Il bosco da studiare e il laboratorio del sale. Dopo l’incendio si punta alla rinascita

Nella notte di domenica 12 luglio un incendio ha devastato il bosco Le Fantine a Campomarino. Circa 30 ettari di vegetazione sono andati in fumo ed i Vigili del Fuoco hanno lavorato incessantemente fino al mattino per domare le fiamme che hanno lambito il CEA, Centro di educazione ambientale. La struttura gestita dall’associazione Ambiente Basso Molise quel giorno era stata teatro della ‘premiazione’ dei soci impegnati nell’emergenza coronavirus ed è stato proprio il presidente Luigi Lucchese a dare l’allarme. A distanza di una settimana i volontari torneranno esattamente in quel luogo per continuare a promuovere la tutela dell’ambiente. Anzi, questo evento drammatico, sulla cui origine stanno lavorando gli investigatori, ha dato nuovo vigore al lavoro di un’associazione, che da sempre si spende per promuovere la cultura dell’ambiente.

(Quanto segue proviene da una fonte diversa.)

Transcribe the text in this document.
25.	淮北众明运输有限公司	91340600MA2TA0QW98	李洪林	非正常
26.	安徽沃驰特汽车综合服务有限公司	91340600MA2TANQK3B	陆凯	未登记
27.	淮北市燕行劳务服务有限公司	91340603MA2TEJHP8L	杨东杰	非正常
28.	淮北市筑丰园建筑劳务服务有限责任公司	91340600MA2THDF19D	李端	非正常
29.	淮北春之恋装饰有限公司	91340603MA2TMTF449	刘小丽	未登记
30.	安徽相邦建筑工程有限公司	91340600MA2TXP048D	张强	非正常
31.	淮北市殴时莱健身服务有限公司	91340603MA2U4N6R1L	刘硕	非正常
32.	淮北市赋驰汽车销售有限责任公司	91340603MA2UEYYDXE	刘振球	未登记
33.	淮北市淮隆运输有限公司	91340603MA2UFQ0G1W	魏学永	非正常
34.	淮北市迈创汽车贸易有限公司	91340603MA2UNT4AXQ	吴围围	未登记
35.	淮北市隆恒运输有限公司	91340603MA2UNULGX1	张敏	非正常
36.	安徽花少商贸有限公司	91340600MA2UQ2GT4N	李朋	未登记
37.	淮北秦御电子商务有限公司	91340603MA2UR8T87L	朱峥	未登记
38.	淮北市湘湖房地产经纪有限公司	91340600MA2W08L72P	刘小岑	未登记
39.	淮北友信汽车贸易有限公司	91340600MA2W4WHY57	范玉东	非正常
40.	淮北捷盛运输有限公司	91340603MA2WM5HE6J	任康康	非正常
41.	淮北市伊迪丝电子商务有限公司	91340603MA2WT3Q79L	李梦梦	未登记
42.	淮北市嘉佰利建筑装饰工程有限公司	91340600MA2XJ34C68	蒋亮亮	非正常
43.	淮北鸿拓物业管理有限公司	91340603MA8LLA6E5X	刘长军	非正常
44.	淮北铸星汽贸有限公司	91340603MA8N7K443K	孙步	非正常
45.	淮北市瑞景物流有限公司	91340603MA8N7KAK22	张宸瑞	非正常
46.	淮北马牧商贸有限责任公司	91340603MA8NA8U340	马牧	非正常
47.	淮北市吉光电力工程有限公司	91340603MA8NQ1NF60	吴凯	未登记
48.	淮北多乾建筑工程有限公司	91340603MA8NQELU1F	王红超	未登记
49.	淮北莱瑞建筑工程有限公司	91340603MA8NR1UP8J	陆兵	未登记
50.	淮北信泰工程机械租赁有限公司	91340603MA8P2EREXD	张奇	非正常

E così da sabato 18 luglio prenderà il via una serie di incontri rivolta a persone di ogni età con un occhio di riguardo verso bambini e ragazzi. Si chiama Natura da favola, il progetto che si articolerà in cinque appuntamenti tutti alle ore 18. Così si è tenuto Il bosco da studiare e il laboratorio del sale, destinato a ragazzi fino a 12 anni. Il 25 luglio si celebrerà il ‘Clean Saturday’ con i volontari impegnati nella pulizia del territorio e l’iniziativa sarà aperta a tutti. Domenica il laboratorio su farfalle e libellule, il primo agosto ‘Favole nel bosco’, dedicato ai più piccoli, il 9 agosto l’escursione alla scoperta del bosco ‘Le Fantine’.

L’iniziativa, realizzata in collaborazione con l’associazione Aisa, ha ricevuto il patrocinio del Comune di Campomarino ed il sostegno dell’azienda Italiangas. Occorre un numero minimo di partecipanti pari a sette e sarà obbligatorio indossare le mascherine e rispettare il distanziamento. Necessaria la prenotazione telefonando al numero 339.751.7592. Il presidente Lucchese ha chiarito che la sua ‘squadra’ andrà avanti e che attende con ansia le risultanze degli accertamenti, che si stanno compiendo sul rogo divampato il 12 luglio.

Stanno indagando Polizia, Carabinieri e Vigili del Fuoco e so che ci sono varie ipotesi – ha affermato -. Noi continueremo a stare lì e a fare le nostre manifestazioni. Chiederemo al Comune di tutelare la zona in quanto è un patrimonio molto importante, si tratta di un’area che non ha nessuno in Italia. Bisogna attivarsi per salvarla e tutelare flora e fauna. Continueremo a portare gente, anche perché in tempo di Covid-19 l’unico mezzo per far conoscere la natura è questo: tutti distanziati e con mascherine, se sarà il caso. Ci dedicheremo ai bambini e anche agli adulti. Stiamo facendo dei percorsi specifici e non ci spaventa nulla, quindi andiamo avanti. Aspettiamo cosa ci diranno le autorità preposte, cioè se è stato un incendio doloso o meno. Intanto tutti devono sapere che siamo e resteremo lì. Abbiamo intenzione di salvaguardare la nostra costa, i nostri boschi e soprattutto la nostra salute“.